La BBC a rapporté la semaine dernière (31/8/23) que l’ancienne députée conservatrice Antoinette Sandbach avait demandé que toute mention de son nom soit supprimée d’un documentaire primé sur l’esclavage, basé sur les recherches entreprises par le doctorant, M. Al Nasir. Mme Sandbach a été identifiée dans le documentaire comme une descendante de Samuel Sandbach, l’un des marchands d’esclaves les plus riches et les plus actifs de Grande-Bretagne, qui détenait des participations dans des plantations aux Antilles.1

Samuel Sandbach a cofondé le cabinet Sandbach Tinne & Co, basé à Liverpool. Les recherches de M. Al Nasir révèlent l’ampleur de l’empire commercial de Sandbach qui comprenait le transport maritime, les banques, les assurances, les chemins de fer, les distilleries et l’esclavage dans les plantations. Sandbach Tinne & Co. a été indemnisée pour plus de 600 esclaves après que le Parlement britannique a adopté une loi abolissant l’esclavage dans la plupart des colonies britanniques en 1833. «Les esclaves africains de Sandbach Tinne ont été travaillés à mort dans leurs plantations et comptabilisés dans les comptes financiers parmi le bétail. … à leur décès, la valeur de leurs actifs perçus a été radiée sous le «compte nègre».2

Le gouvernement britannique a déboursé 20 millions de livres sterling pour indemniser quelque 3000 propriétaires d’esclaves pour la perte de leur «propriété». À l’époque, ce chiffre représentait 40 pour cent du budget de dépenses annuel du Trésor. En termes actuels, cela équivaut à environ 16,5 milliards de livres sterling.[2]

La Grande-Bretagne était directement responsable de la déportation de 3,1 millions d’esclaves depuis l’Afrique, dont près d’un demi-million sont morts pendant le transport. Le gouvernement britannique a continué à verser des compensations échelonnées aux anciens propriétaires d’esclaves et à leurs descendants jusqu’en 2014. À ce jour, aucune excuse n’a été présentée aux esclaves ou à leurs descendants, ni un centime de réparation.
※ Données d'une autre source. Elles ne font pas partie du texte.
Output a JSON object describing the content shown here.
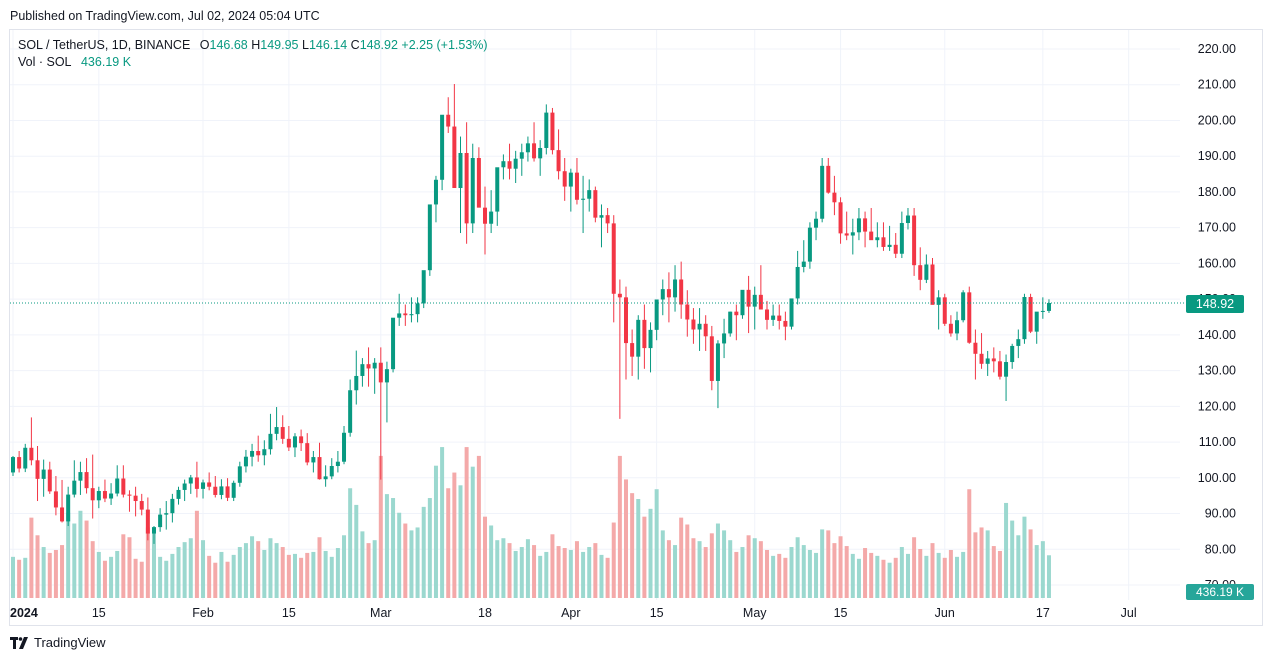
{
  "header": {
    "published": "Published on TradingView.com, Jul 02, 2024 05:04 UTC"
  },
  "legend": {
    "symbol": "SOL / TetherUS, 1D, BINANCE",
    "open_label": "O",
    "open": "146.68",
    "high_label": "H",
    "high": "149.95",
    "low_label": "L",
    "low": "146.14",
    "close_label": "C",
    "close": "148.92",
    "change": "+2.25 (+1.53%)",
    "volume_label": "Vol · SOL",
    "volume": "436.19 K"
  },
  "last_price_tag": "148.92",
  "volume_tag": "436.19 K",
  "brand": {
    "name": "TradingView"
  },
  "colors": {
    "up": "#089981",
    "down": "#f23645",
    "vol_up": "#9bd8cf",
    "vol_down": "#f4a9a9",
    "grid": "#f0f3fa"
  },
  "chart_data": {
    "type": "candlestick",
    "title": "SOL / TetherUS, 1D, BINANCE",
    "price_axis": {
      "range": [
        68,
        224
      ],
      "ticks": [
        "220.00",
        "210.00",
        "200.00",
        "190.00",
        "180.00",
        "170.00",
        "160.00",
        "150.00",
        "140.00",
        "130.00",
        "120.00",
        "110.00",
        "100.00",
        "90.00",
        "80.00",
        "70.00"
      ]
    },
    "time_axis": {
      "labels": [
        {
          "label": "2024",
          "day": 0,
          "bold": true
        },
        {
          "label": "15",
          "day": 14
        },
        {
          "label": "Feb",
          "day": 31
        },
        {
          "label": "15",
          "day": 45
        },
        {
          "label": "Mar",
          "day": 60
        },
        {
          "label": "18",
          "day": 77
        },
        {
          "label": "Apr",
          "day": 91
        },
        {
          "label": "15",
          "day": 105
        },
        {
          "label": "May",
          "day": 121
        },
        {
          "label": "15",
          "day": 135
        },
        {
          "label": "Jun",
          "day": 152
        },
        {
          "label": "17",
          "day": 168
        },
        {
          "label": "Jul",
          "day": 182
        }
      ]
    },
    "grid": true,
    "volume_series": {
      "name": "Vol · SOL",
      "last": "436.19 K",
      "unit": "K"
    },
    "ohlcv": [
      [
        101.5,
        106.1,
        100.5,
        105.8,
        420
      ],
      [
        105.8,
        107.5,
        101.5,
        102.6,
        390
      ],
      [
        102.6,
        109.5,
        101.6,
        108.4,
        410
      ],
      [
        108.4,
        116.9,
        103.5,
        104.9,
        820
      ],
      [
        104.9,
        108.9,
        93.5,
        99.7,
        640
      ],
      [
        99.7,
        105.1,
        94.7,
        102.3,
        520
      ],
      [
        102.3,
        104.5,
        95.5,
        96.2,
        460
      ],
      [
        96.2,
        100.5,
        89.5,
        91.7,
        490
      ],
      [
        91.7,
        99.4,
        87.5,
        87.8,
        540
      ],
      [
        87.8,
        97.5,
        86.5,
        95.3,
        870
      ],
      [
        95.3,
        104.9,
        94.5,
        99.2,
        760
      ],
      [
        99.2,
        104.5,
        95.2,
        101.6,
        890
      ],
      [
        101.6,
        105.5,
        95.6,
        97.1,
        790
      ],
      [
        97.1,
        106.5,
        88.6,
        93.7,
        580
      ],
      [
        93.7,
        97.5,
        91.5,
        96.3,
        470
      ],
      [
        96.3,
        99.5,
        93.2,
        94.2,
        380
      ],
      [
        94.2,
        98.5,
        92.4,
        95.6,
        420
      ],
      [
        95.6,
        103.5,
        94.8,
        99.8,
        480
      ],
      [
        99.8,
        103.5,
        94.5,
        95.3,
        650
      ],
      [
        95.3,
        96.5,
        90.5,
        95.0,
        620
      ],
      [
        95.0,
        97.5,
        89.2,
        93.5,
        400
      ],
      [
        93.5,
        95.5,
        89.5,
        91.1,
        370
      ],
      [
        91.1,
        94.5,
        82.5,
        84.4,
        720
      ],
      [
        84.4,
        86.5,
        81.5,
        86.2,
        690
      ],
      [
        86.2,
        91.5,
        84.9,
        89.7,
        420
      ],
      [
        89.7,
        93.5,
        85.5,
        90.1,
        380
      ],
      [
        90.1,
        95.5,
        87.5,
        94.1,
        450
      ],
      [
        94.1,
        97.5,
        92.5,
        96.6,
        520
      ],
      [
        96.6,
        99.5,
        93.5,
        98.4,
        570
      ],
      [
        98.4,
        100.8,
        95.5,
        100.1,
        610
      ],
      [
        100.1,
        104.5,
        94.5,
        96.9,
        890
      ],
      [
        96.9,
        99.5,
        94.2,
        98.7,
        590
      ],
      [
        98.7,
        101.5,
        96.5,
        97.5,
        430
      ],
      [
        97.5,
        100.5,
        94.5,
        95.2,
        360
      ],
      [
        95.2,
        99.6,
        94.0,
        97.6,
        470
      ],
      [
        97.6,
        99.9,
        93.5,
        94.4,
        370
      ],
      [
        94.4,
        99.2,
        93.5,
        98.6,
        440
      ],
      [
        98.6,
        104.5,
        97.5,
        103.2,
        520
      ],
      [
        103.2,
        107.8,
        101.5,
        105.9,
        560
      ],
      [
        105.9,
        109.5,
        103.2,
        107.5,
        630
      ],
      [
        107.5,
        111.8,
        104.5,
        106.3,
        580
      ],
      [
        106.3,
        110.5,
        103.5,
        108.0,
        490
      ],
      [
        108.0,
        117.9,
        106.5,
        112.3,
        610
      ],
      [
        112.3,
        119.8,
        110.5,
        114.2,
        560
      ],
      [
        114.2,
        117.5,
        109.5,
        110.9,
        520
      ],
      [
        110.9,
        114.5,
        107.5,
        108.5,
        440
      ],
      [
        108.5,
        112.5,
        105.8,
        111.6,
        450
      ],
      [
        111.6,
        113.5,
        107.5,
        109.7,
        410
      ],
      [
        109.7,
        112.5,
        103.5,
        104.3,
        460
      ],
      [
        104.3,
        107.5,
        101.5,
        105.8,
        470
      ],
      [
        105.8,
        109.8,
        99.5,
        99.6,
        620
      ],
      [
        99.6,
        103.5,
        97.5,
        100.4,
        480
      ],
      [
        100.4,
        105.5,
        99.6,
        103.3,
        420
      ],
      [
        103.3,
        107.5,
        101.5,
        104.5,
        510
      ],
      [
        104.5,
        114.5,
        103.8,
        112.6,
        640
      ],
      [
        112.6,
        127.5,
        111.5,
        124.5,
        1120
      ],
      [
        124.5,
        135.6,
        120.5,
        128.5,
        950
      ],
      [
        128.5,
        133.5,
        125.5,
        131.8,
        680
      ],
      [
        131.8,
        136.5,
        125.5,
        130.6,
        560
      ],
      [
        130.6,
        133.5,
        123.5,
        132.2,
        590
      ],
      [
        132.2,
        136.5,
        99.5,
        126.7,
        1450
      ],
      [
        126.7,
        132.5,
        115.5,
        130.4,
        1060
      ],
      [
        130.4,
        141.5,
        129.5,
        144.8,
        1020
      ],
      [
        144.8,
        151.5,
        142.5,
        146.0,
        870
      ],
      [
        146.0,
        148.5,
        142.5,
        145.5,
        760
      ],
      [
        145.5,
        150.5,
        143.5,
        145.8,
        690
      ],
      [
        145.8,
        150.5,
        143.5,
        148.8,
        720
      ],
      [
        148.8,
        156.5,
        147.5,
        158.1,
        930
      ],
      [
        158.1,
        170.5,
        156.5,
        176.5,
        1020
      ],
      [
        176.5,
        184.5,
        171.5,
        183.4,
        1350
      ],
      [
        183.4,
        195.5,
        180.5,
        201.6,
        1540
      ],
      [
        201.6,
        206.5,
        196.5,
        198.3,
        1120
      ],
      [
        198.3,
        210.2,
        186.5,
        181.1,
        1280
      ],
      [
        181.1,
        195.5,
        168.5,
        190.9,
        1150
      ],
      [
        190.9,
        199.5,
        165.5,
        171.2,
        1540
      ],
      [
        171.2,
        193.5,
        168.5,
        189.5,
        1340
      ],
      [
        189.5,
        192.5,
        176.5,
        175.6,
        1450
      ],
      [
        175.6,
        181.5,
        162.5,
        171.1,
        830
      ],
      [
        171.1,
        180.5,
        168.5,
        174.5,
        740
      ],
      [
        174.5,
        182.5,
        170.5,
        186.9,
        590
      ],
      [
        186.9,
        190.5,
        183.5,
        188.6,
        610
      ],
      [
        188.6,
        193.5,
        183.5,
        186.5,
        560
      ],
      [
        186.5,
        191.5,
        182.5,
        189.3,
        480
      ],
      [
        189.3,
        193.5,
        184.5,
        191.1,
        520
      ],
      [
        191.1,
        195.5,
        188.5,
        193.6,
        600
      ],
      [
        193.6,
        199.5,
        188.5,
        189.4,
        540
      ],
      [
        189.4,
        194.5,
        184.5,
        192.3,
        430
      ],
      [
        192.3,
        204.5,
        190.5,
        202.2,
        470
      ],
      [
        202.2,
        203.5,
        190.5,
        191.7,
        650
      ],
      [
        191.7,
        197.5,
        183.5,
        185.8,
        530
      ],
      [
        185.8,
        189.5,
        177.5,
        181.5,
        510
      ],
      [
        181.5,
        186.5,
        174.5,
        185.4,
        490
      ],
      [
        185.4,
        189.5,
        176.5,
        177.8,
        580
      ],
      [
        177.8,
        184.5,
        168.5,
        178.1,
        470
      ],
      [
        178.1,
        183.5,
        174.5,
        180.5,
        520
      ],
      [
        180.5,
        181.5,
        171.5,
        172.8,
        560
      ],
      [
        172.8,
        176.5,
        164.5,
        173.5,
        440
      ],
      [
        173.5,
        175.5,
        168.5,
        171.2,
        410
      ],
      [
        171.2,
        173.5,
        143.5,
        151.5,
        770
      ],
      [
        151.5,
        155.5,
        116.5,
        150.5,
        1450
      ],
      [
        150.5,
        153.5,
        127.5,
        137.7,
        1210
      ],
      [
        137.7,
        141.5,
        128.5,
        133.9,
        1070
      ],
      [
        133.9,
        145.5,
        127.5,
        144.2,
        1010
      ],
      [
        144.2,
        148.5,
        130.5,
        136.3,
        830
      ],
      [
        136.3,
        143.5,
        129.5,
        141.4,
        910
      ],
      [
        141.4,
        147.5,
        138.5,
        149.9,
        1110
      ],
      [
        149.9,
        155.5,
        145.5,
        152.8,
        690
      ],
      [
        152.8,
        157.5,
        143.5,
        150.5,
        590
      ],
      [
        150.5,
        159.5,
        146.5,
        155.5,
        540
      ],
      [
        155.5,
        160.5,
        144.5,
        148.5,
        820
      ],
      [
        148.5,
        152.5,
        139.5,
        144.3,
        750
      ],
      [
        144.3,
        147.5,
        137.5,
        141.5,
        610
      ],
      [
        141.5,
        147.5,
        135.5,
        143.1,
        580
      ],
      [
        143.1,
        145.5,
        135.5,
        139.6,
        520
      ],
      [
        139.6,
        142.5,
        124.5,
        127.1,
        660
      ],
      [
        127.1,
        138.5,
        119.5,
        137.6,
        760
      ],
      [
        137.6,
        144.5,
        133.5,
        140.4,
        690
      ],
      [
        140.4,
        146.5,
        139.5,
        146.5,
        590
      ],
      [
        146.5,
        148.5,
        138.5,
        145.5,
        470
      ],
      [
        145.5,
        152.5,
        144.5,
        152.6,
        520
      ],
      [
        152.6,
        156.5,
        140.5,
        147.9,
        640
      ],
      [
        147.9,
        153.5,
        141.5,
        151.2,
        610
      ],
      [
        151.2,
        159.5,
        150.5,
        147.1,
        580
      ],
      [
        147.1,
        149.5,
        141.5,
        144.2,
        490
      ],
      [
        144.2,
        148.5,
        142.5,
        145.4,
        430
      ],
      [
        145.4,
        148.5,
        141.5,
        143.9,
        450
      ],
      [
        143.9,
        146.5,
        138.5,
        142.3,
        410
      ],
      [
        142.3,
        149.5,
        141.5,
        150.2,
        520
      ],
      [
        150.2,
        163.5,
        148.5,
        159.0,
        620
      ],
      [
        159.0,
        166.5,
        157.5,
        160.5,
        540
      ],
      [
        160.5,
        171.5,
        158.5,
        170.0,
        490
      ],
      [
        170.0,
        174.5,
        166.5,
        172.5,
        460
      ],
      [
        172.5,
        189.5,
        171.5,
        187.3,
        700
      ],
      [
        187.3,
        189.5,
        179.5,
        179.8,
        690
      ],
      [
        179.8,
        184.5,
        173.5,
        177.1,
        560
      ],
      [
        177.1,
        178.5,
        165.5,
        168.4,
        630
      ],
      [
        168.4,
        174.5,
        166.5,
        167.8,
        530
      ],
      [
        167.8,
        172.5,
        162.5,
        168.7,
        450
      ],
      [
        168.7,
        175.5,
        166.5,
        172.6,
        400
      ],
      [
        172.6,
        174.5,
        164.5,
        168.9,
        510
      ],
      [
        168.9,
        175.5,
        167.5,
        166.5,
        460
      ],
      [
        166.5,
        171.5,
        164.5,
        167.3,
        430
      ],
      [
        167.3,
        171.5,
        163.5,
        164.6,
        390
      ],
      [
        164.6,
        170.5,
        163.5,
        165.2,
        360
      ],
      [
        165.2,
        168.5,
        161.5,
        162.7,
        410
      ],
      [
        162.7,
        174.5,
        161.5,
        171.3,
        520
      ],
      [
        171.3,
        175.5,
        169.5,
        173.4,
        450
      ],
      [
        173.4,
        175.5,
        156.5,
        159.5,
        620
      ],
      [
        159.5,
        164.5,
        152.5,
        155.4,
        500
      ],
      [
        155.4,
        162.5,
        154.5,
        159.7,
        430
      ],
      [
        159.7,
        161.5,
        149.5,
        148.4,
        560
      ],
      [
        148.4,
        152.5,
        141.5,
        150.5,
        460
      ],
      [
        150.5,
        151.5,
        142.5,
        143.1,
        410
      ],
      [
        143.1,
        145.5,
        139.5,
        140.4,
        490
      ],
      [
        140.4,
        146.5,
        138.5,
        144.1,
        420
      ],
      [
        144.1,
        152.5,
        143.5,
        151.9,
        470
      ],
      [
        151.9,
        153.5,
        137.5,
        137.8,
        1110
      ],
      [
        137.8,
        141.5,
        127.5,
        134.7,
        670
      ],
      [
        134.7,
        140.5,
        130.5,
        131.9,
        720
      ],
      [
        131.9,
        135.5,
        128.5,
        133.4,
        690
      ],
      [
        133.4,
        136.5,
        129.5,
        132.6,
        530
      ],
      [
        132.6,
        135.5,
        127.5,
        128.3,
        480
      ],
      [
        128.3,
        134.5,
        121.5,
        132.4,
        970
      ],
      [
        132.4,
        137.5,
        130.5,
        136.9,
        790
      ],
      [
        136.9,
        141.5,
        133.5,
        138.8,
        640
      ],
      [
        138.8,
        151.5,
        137.5,
        150.6,
        830
      ],
      [
        150.6,
        151.5,
        140.5,
        140.9,
        700
      ],
      [
        140.9,
        143.5,
        137.5,
        146.5,
        540
      ],
      [
        146.5,
        150.5,
        144.5,
        146.7,
        580
      ],
      [
        146.7,
        149.95,
        146.14,
        148.92,
        436
      ]
    ]
  }
}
L’esclavage et les origines du capital

Une vérité qui dérange Antoinette Sandbach – et tous les apologistes et principaux bénéficiaires du capitalisme moderne – est que l’émergence du capital industriel a été financée en grande partie par la traite négrière. La révolution industrielle, avec la mécanisation à grande échelle, la construction d’usines, de villes et les infrastructures sociales et économiques nécessaires, ne s’est pas autofinancée. L’«accumulation primitive du capital» – un euphémisme pour désigner le processus violent par lequel les Africains ont été réduits en esclavage, les peuples coloniaux ont été volés et massacrés, le commerce de l’opium a été infligé à la Chine coloniale et les paysans ont été dépossédés de leurs terres – a permis l’émergence initiale du capital, l’accumulation de capital financier nécessaire pour financer l’essor du mode de production capitaliste.
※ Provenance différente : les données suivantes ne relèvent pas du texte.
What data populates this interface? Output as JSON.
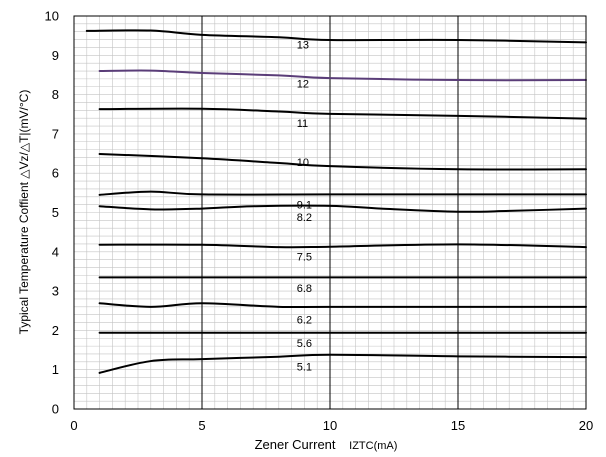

Une richesse monétaire extraordinaire, concentrée entre les mains des grands propriétaires fonciers, des commerçants et des usuriers, a financé la révolution industrielle et a entraîné la formation des classes de base de la société capitaliste, des salariés et des capitalistes. La montée du capitalisme britannique embryonnaire, rendue possible par l’accumulation primitive du capital, a financé le militarisme, l’expansion de l’empire britannique et la domination de la Britannia. Cela a à son tour fourni les ressources naturelles précieuses, la main-d’œuvre coloniale et les fonds qui ont permis la croissance exponentielle du capital britannique et le début de la phase impérialiste du capitalisme.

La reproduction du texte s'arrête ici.